According to cybersecurity researchers, there has been a recent increase in GPS “spoofing,” a type of digital attack that can cause commercial aeroplanes to go off course. This new dimension is the ability to hack time. OPSGROUP, an aviation advisory body, reports that there has been a 400% increase in GPS spoofing incidents affecting commercial airlines in recent months.
In an attempt to confuse approaching drones or missiles, a number of those incidents involve illegal ground-based GPS systems, especially in conflict areas where they broadcast inaccurate positions to the surrounding airspace.
“We think too much about GPS being a source of position, but it’s actually a source of time. We’re starting to see reports of the clocks on board aeroplanes during spoofing events starting to do weird things,” Ken Munro, founder of Pen Test Partners, a British cybersecurity firm, said during a presentation at the DEF CON hacking convention in Las Vegas.
Munro mentioned a recent incident in a Reuters interview, where a major Western airline’s aircraft experienced a sudden forwarding of its onboard clocks by years, resulting in the plane losing access to its digitally encrypted communication systems. Munro stated that the plane was grounded for several weeks as engineers reset all of its internal systems by hand. He refused to name the airline or the particular aircraft.
Due to GPS spoofing in April 2024, which Tallin attributed to nearby Russia, Finnair had to temporarily halt flights to Tartu in eastern Estonia. The costly ground instruments that transmit radio beams to direct aircraft toward landing have mostly been replaced by the GPS, or global positioning system.

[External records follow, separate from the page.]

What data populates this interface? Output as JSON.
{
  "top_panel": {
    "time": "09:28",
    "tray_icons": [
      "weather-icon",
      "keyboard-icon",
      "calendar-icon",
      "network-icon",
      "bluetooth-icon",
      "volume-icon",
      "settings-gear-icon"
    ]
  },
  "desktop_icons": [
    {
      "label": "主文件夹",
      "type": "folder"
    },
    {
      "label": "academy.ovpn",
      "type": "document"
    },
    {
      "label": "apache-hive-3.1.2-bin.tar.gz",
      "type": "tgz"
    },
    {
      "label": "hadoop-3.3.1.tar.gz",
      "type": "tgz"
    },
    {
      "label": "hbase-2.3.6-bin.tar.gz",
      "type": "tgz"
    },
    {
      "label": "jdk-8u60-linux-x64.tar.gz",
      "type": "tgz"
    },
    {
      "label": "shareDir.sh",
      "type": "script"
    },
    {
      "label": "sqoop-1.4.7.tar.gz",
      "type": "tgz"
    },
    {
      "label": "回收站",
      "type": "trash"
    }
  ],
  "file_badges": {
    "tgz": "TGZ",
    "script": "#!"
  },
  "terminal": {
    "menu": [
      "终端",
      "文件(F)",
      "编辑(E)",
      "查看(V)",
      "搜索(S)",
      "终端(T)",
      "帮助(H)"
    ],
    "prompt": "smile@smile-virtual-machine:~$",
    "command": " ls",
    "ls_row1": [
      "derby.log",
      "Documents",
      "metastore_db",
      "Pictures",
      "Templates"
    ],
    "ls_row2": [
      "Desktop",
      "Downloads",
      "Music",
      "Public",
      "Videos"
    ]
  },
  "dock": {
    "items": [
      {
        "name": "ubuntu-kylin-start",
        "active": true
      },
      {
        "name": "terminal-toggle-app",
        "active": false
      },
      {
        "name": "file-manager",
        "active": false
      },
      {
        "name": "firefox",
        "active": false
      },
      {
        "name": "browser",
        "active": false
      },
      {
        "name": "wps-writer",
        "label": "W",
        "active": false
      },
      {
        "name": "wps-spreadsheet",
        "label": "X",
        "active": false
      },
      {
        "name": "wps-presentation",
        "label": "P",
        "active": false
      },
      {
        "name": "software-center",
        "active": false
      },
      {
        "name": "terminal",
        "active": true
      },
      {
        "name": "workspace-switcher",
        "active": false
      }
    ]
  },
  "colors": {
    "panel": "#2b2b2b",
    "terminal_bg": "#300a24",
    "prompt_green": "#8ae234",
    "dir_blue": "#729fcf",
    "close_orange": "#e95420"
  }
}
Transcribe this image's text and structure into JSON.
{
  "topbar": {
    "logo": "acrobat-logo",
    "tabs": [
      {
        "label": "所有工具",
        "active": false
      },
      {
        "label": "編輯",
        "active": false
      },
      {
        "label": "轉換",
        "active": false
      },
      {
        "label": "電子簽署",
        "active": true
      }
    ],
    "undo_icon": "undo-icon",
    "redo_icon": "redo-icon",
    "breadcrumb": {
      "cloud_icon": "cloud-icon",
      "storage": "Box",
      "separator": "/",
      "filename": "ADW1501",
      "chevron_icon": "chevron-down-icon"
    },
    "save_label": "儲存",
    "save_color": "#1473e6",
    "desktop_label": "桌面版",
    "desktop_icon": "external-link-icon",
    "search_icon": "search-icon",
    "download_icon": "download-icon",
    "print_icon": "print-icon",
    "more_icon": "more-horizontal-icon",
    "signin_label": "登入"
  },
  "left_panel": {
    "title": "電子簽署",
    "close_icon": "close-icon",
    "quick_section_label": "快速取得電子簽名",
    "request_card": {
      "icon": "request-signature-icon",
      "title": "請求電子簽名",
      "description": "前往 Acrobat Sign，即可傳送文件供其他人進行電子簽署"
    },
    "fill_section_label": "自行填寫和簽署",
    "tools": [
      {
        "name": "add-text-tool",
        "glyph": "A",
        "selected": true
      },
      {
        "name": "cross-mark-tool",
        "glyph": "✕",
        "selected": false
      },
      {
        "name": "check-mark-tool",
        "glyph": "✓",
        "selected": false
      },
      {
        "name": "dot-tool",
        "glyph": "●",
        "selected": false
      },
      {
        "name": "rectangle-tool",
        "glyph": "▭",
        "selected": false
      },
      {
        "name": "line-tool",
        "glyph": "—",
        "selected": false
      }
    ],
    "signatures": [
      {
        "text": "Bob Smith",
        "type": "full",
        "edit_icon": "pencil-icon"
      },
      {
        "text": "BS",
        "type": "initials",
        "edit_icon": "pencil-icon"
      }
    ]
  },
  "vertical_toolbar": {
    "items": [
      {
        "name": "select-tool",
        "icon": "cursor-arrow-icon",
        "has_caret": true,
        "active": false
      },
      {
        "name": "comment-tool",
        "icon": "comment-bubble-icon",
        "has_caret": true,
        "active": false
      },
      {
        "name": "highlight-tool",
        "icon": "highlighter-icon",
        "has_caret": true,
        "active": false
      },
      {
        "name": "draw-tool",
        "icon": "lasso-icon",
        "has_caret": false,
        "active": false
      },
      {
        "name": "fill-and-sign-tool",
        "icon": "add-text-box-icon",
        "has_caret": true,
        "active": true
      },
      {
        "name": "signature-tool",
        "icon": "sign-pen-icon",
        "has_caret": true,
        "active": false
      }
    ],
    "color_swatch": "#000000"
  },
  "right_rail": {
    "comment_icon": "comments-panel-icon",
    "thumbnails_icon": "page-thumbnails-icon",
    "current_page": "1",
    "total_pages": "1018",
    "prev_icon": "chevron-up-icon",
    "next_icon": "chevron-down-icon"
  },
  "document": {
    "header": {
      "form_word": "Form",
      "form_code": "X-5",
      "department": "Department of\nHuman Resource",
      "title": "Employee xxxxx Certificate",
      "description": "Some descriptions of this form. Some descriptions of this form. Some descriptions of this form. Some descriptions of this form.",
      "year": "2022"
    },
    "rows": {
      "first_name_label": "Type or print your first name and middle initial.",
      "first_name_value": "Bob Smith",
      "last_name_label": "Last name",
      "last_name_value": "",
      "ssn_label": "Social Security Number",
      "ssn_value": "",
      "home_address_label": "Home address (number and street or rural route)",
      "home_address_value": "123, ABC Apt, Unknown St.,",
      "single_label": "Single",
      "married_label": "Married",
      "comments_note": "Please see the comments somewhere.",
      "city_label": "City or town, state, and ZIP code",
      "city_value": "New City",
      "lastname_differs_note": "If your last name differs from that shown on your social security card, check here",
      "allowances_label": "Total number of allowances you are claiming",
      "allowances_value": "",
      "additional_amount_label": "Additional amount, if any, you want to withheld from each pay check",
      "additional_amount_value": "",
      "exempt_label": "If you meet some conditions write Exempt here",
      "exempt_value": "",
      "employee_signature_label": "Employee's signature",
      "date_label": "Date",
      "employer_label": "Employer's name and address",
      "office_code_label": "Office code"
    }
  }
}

On the other hand, with a little technological know-how and some easily accessible and inexpensive parts, it is also fairly simple to block or tamper with GPS signals.
“Is it going to cause a plane crash? No, it’s not. What it does is it just creates a little confusion. And you run the risk of starting what we call a cascade of events, where something minor happens, something else minor happens, and then something serious happens,” Munro concluded.